Upon entering the new millennium, strategy games started to struggle on consoles. Titles like Age of Empires, Civilisation, and XCOM lead the charge on PC, but struggles with adapting its UI for televisions meant that the genre began to get left behind as the Xbox and PlayStation markets began to swell.
Now, the strategy genre doesn't have to be restricted by the technological limitations of the past. Top down games can have stunning worlds that can stand against the latest open world escapades, or a narrative to rival the next great RPG.
Former Firaxis art director Greg Foertsch hopes to be at the forefront of the strategy resurgence with his new studio, Bit Reactor. Drawing other talent from the XCOM developer as well as other teams, Foertsch aims to build an outfit -- and later, a game -- that will bring the genre into a new era.
"The whole genre started to fall backwards while not having enough production values and it got dropped a bit," Foertsch tells GamesIndustry.biz. "Now, that's not a problem. Screen resolution isn't an issue. There are ways to tell stories and convey information that doesn't require a wall of text.
"That's what we're focused on -- bringing that to the genre, and really blurring that line between what a strategy game is and what an action game is."
Foertsch spent more than 20 years with Firaxis in various roles, before departing in 2018. After that, he had a small stint at Romero Games, which at the time was building strategy title Empire of Sin. For Foertsch, journeying from a long stint at a larger developer to a smaller one, to starting up his own studio, is all about setting his own parameters when it comes to developing a new game.
"The genre is so malleable," he says. "Look at Mario Rabbids and Gears Tactics, they couldn't be more different. But they all have the same DNA underneath them.
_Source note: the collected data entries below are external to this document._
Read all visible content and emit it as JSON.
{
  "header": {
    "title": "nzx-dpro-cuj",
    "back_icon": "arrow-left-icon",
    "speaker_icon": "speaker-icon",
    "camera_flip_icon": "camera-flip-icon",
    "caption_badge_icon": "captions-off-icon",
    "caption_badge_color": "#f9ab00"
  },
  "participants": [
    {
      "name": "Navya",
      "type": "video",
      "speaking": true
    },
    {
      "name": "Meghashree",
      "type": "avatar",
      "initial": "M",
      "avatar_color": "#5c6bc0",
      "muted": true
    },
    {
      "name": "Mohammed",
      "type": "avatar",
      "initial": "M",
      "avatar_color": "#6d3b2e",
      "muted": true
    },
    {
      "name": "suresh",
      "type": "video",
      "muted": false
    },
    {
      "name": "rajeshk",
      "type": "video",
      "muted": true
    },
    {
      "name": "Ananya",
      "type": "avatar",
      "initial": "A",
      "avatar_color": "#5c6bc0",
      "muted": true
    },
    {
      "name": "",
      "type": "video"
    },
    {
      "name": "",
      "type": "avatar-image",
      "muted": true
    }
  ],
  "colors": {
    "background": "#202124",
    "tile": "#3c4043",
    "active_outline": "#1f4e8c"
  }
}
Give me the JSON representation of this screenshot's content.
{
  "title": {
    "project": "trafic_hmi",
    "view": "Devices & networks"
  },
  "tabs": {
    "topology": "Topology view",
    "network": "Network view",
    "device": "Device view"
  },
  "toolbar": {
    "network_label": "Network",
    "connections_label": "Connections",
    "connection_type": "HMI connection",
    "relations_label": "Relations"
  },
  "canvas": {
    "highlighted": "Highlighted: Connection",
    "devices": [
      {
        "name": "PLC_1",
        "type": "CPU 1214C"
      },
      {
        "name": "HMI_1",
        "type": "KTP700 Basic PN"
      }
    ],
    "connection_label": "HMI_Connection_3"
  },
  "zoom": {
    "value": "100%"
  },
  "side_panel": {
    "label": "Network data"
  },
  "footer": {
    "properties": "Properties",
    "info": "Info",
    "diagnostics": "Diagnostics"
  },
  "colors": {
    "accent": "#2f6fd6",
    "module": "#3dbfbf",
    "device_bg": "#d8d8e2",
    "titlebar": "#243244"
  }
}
There's a lot of flexibility in it.
"If you lead with story and immersion, I think you can find ways to just make a great game and not just make a strategy game."
A great game that transcends the barriers of the genre and rivals the output of bigger studios is aspirational, but it's something that Foertsch sees as achievable, just like XCOM: Enemy Unknown did a decade ago.
"We don't want anybody to ever look at our website, and even subconsciously think that they couldn't belong here"
"Our goal is to win Game of the Year; we expect to go head to head with Halo or whoever is out there, just like we did in 2012."
Another strength that Bit Reactor has -- that it wouldn't have had ten years ago -- is the evolution of cross-platform play. Numerous strategy titles have made their way from PC and console over to mobile devices, and cloud cross saving allows for seamless continuation across multiple platforms.
"I honestly think that tablets are going to do for strategy games, what consoles did for shooters, and there's a way to take advantage of that," Foertsch says on the subject of cross-platform development.
"We're super interested in cross play and being able to play the game on as many different platforms as possible, but right now, we're really focused on nailing the console experience and PC experience."
One observation often made when new studios are opened is that its founding roster is lacking in diversity. Foertsch assures that representation will be built into the company from the ground up, and hopes to communicate that from the start.
"I've seen a lot of these studios start and the first thing they do is put pictures up, and it can alienate people," Foertsch observes. "If you look at [Bit Reactor's] website, you won't find a picture of us, of me, you're not gonna find a picture of anybody, because the studio is more focused on 'we'.
"We don't want anybody to ever look at our website, and even subconsciously think that they couldn't belong here."